Brent crude surged above $97 per barrel on Monday, jumping more than 4% as fresh tensions between Iran and Israel reignited fears of disruptions to global oil supplies.
The latest spike comes after both countries exchanged missile strikes, raising concerns that the conflict could escalate further and undermine ongoing diplomatic efforts aimed at securing a ceasefire. While political leaders continue to push for negotiations, energy markets are reacting to a simpler reality: uncertainty.
At the centre of investor concerns is the Strait of Hormuz, one of the world’s most critical oil transit routes. A significant share of global crude exports passes through this narrow corridor, meaning any disruption can quickly ripple through international markets. Even the perception of supply risks is often enough to send prices sharply higher.
What makes the current situation particularly interesting is that oil prices are rising despite OPEC+ approving another increase in production quotas for July. Under normal circumstances, more supply would help ease prices.

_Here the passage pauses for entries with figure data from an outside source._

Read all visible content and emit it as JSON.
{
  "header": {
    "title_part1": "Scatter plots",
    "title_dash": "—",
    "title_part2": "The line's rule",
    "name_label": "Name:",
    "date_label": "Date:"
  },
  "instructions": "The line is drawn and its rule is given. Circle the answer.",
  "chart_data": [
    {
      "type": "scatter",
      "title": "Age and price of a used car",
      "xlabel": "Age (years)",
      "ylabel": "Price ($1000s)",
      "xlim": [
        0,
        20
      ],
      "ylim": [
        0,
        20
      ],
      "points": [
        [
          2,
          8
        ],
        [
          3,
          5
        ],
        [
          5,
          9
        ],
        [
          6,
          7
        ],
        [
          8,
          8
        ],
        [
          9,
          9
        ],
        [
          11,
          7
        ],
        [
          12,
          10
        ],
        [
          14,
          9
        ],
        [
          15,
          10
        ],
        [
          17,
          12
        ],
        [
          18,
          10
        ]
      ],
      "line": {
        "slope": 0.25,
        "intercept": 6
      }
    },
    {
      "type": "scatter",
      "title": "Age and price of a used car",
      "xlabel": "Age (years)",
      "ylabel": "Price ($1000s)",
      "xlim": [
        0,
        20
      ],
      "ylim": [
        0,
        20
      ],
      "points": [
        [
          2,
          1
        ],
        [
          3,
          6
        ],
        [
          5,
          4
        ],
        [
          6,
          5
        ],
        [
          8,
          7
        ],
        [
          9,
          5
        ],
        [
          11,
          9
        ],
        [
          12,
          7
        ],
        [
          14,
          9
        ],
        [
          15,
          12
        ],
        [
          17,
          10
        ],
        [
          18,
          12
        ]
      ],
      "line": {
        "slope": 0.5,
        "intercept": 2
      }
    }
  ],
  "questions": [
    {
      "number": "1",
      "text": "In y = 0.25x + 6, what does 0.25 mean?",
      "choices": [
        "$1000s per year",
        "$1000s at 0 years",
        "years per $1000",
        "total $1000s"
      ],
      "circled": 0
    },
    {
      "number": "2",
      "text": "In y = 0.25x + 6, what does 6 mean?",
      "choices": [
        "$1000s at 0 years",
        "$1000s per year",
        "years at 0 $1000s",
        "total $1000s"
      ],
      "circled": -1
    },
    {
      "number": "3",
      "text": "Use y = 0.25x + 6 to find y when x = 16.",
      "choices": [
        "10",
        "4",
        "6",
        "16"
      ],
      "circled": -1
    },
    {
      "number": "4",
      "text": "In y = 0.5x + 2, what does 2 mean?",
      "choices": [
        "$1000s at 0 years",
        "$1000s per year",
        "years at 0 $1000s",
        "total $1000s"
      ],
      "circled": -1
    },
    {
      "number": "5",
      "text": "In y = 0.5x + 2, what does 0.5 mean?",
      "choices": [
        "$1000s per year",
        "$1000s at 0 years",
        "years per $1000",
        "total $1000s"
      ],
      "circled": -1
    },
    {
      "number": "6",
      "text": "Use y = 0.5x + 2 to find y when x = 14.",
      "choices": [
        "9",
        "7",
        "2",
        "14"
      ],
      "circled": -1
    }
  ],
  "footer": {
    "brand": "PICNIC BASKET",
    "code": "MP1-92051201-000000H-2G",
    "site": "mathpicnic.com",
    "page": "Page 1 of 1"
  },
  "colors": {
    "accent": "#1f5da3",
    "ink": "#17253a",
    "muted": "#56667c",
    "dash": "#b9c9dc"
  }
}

Instead, traders appear more focused on geopolitical risks than on additional barrels entering the market.
For businesses and consumers, higher oil prices rarely stay confined to energy markets. They often feed into transportation costs, inflation, production expenses, and ultimately the prices paid for goods and services.
Oil is once again approaching the psychologically important $100-per-barrel mark. Whether it gets there will depend less on production targets and more on what happens next in the Middle East.